Selain itu penyidik tak menjelaskan hasil pemeriksaan labfor terkait ponsel milik almarhum Afif yang dilakukan pada 3 Juli 2024.
Penjelasan Kapolda Sumbar
Sebelumnya, Kapolda Sumbar Irjen Suharyono mengatakan penerbitan SP2 Lidik dalam kasus Afif itu merupakan keputusan gelar perkara yang dilakukan secara profesional dan terintegrasi. Ia mengaku penerbitan itu untuk memberi kepastian hukum karena tidak menggantungkan kasus.
“Saya ingin memastikan agar kasus ini tidak menggantung. Berdasarkan hasil gelar perkara yang melibatkan Dirkrimum beserta seluruh tim, termasuk keluarga korban dan ahli, kami akan menghentikan kasus ini dengan menerbitkan SP2 Lidik,” ujarnya kepada wartawan, Selasa (31/12).

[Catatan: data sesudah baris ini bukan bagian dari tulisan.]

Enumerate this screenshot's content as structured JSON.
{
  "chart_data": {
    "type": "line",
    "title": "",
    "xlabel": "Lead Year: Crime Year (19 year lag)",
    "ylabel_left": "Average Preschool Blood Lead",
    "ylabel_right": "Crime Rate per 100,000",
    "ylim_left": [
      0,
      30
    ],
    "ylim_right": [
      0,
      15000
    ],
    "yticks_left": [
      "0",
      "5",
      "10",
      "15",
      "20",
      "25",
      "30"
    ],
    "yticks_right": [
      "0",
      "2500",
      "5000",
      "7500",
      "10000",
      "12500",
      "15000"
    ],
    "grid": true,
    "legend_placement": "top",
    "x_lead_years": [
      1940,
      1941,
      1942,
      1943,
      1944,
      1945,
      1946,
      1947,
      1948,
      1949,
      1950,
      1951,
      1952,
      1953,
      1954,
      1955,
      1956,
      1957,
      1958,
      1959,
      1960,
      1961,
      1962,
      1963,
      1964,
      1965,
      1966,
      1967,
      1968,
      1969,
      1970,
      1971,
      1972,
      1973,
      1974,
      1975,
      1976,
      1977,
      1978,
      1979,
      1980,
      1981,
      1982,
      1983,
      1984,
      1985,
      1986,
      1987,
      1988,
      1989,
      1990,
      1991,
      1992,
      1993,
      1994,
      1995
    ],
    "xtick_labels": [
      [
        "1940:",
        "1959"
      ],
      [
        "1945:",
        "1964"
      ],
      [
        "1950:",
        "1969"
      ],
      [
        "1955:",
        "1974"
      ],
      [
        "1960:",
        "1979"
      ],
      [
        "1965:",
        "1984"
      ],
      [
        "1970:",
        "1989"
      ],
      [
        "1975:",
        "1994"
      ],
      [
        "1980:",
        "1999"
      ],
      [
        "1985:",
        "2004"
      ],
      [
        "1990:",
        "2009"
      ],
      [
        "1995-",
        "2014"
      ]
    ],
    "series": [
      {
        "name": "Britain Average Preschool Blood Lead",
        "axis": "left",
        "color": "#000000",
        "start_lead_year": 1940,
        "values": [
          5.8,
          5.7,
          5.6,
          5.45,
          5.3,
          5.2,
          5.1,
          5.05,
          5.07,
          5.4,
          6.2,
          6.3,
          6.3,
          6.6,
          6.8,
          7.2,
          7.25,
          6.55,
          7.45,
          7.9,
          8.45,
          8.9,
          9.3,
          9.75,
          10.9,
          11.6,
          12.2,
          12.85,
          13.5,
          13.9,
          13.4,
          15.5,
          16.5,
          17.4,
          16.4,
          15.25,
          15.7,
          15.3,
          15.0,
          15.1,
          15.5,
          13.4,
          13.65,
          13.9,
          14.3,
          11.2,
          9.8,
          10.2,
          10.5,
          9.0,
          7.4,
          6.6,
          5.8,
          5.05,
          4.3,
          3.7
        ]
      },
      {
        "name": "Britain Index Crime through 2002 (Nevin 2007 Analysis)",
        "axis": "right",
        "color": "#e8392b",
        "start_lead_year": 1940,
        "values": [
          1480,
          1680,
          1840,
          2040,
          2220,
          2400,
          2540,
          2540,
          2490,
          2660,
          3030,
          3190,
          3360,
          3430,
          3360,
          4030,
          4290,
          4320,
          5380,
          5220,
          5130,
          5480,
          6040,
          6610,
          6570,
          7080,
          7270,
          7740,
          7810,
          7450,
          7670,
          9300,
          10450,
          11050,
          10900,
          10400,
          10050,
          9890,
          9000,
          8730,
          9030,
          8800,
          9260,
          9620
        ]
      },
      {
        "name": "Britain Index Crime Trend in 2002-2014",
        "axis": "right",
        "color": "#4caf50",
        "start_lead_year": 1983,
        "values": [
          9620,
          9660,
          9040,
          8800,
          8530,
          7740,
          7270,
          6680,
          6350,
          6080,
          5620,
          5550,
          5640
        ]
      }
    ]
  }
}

Suharyono mengatakan sebelumnya tim dokter forensik independen juga telah mengungkap penyebab kematian Afif bukan karena penganiayaan melainkan akibat jatuh dari ketinggian dan terbentur benda keras.
“Kita sudah mengetahui bersama bahwa keputusan ketua tim dan anggotanya yang terdiri tidak kurang 15 dokter forensik itu sudah menyatakan penyebab kematian Afif Maulana bukan karena penganiayaan,” tuturnya.
“Tapi, karena benturan benda keras. Jadi tubuh yang menghampiri benda keras, bukan benda keras yang menghampiri tubuhnya. Itu sebenarnya sudah terekspos sejak empat atau lima bulan yang lalu,” imbuh jenderal bintang dua tersebut.
Suharyono mengatakan walau telah dihentikan, kepolisian tetap mempersilakan pihak keluarga berkoordinasi dengan penyidik apabila nantinya memang ditemukan bukti baru terkait kematian Afif.
“Jika ada bukti-bukti baru yang menguatkan terkait masalah ini, silakan koordinasi dengan penyidik,” ungkapnya.
Lebih lanjut, Suharyono menegaskan penerbitan SP2 Lidik dalam kasus itu bukan karena kepolisian menanggap kematian Afif sebagai hal yang sepele, melainkan sebagai bentuk keseriusan dalam menangani kasus ini dan untuk memberikan kepastian hukum.
“Ini bukan berarti kami menganggap masalah ini sepele. Justru, ini bagian dari keseriusan kami dalam menangani kasus ini agar ada kepastian hukum dan tidak menggantung,” jelasnya.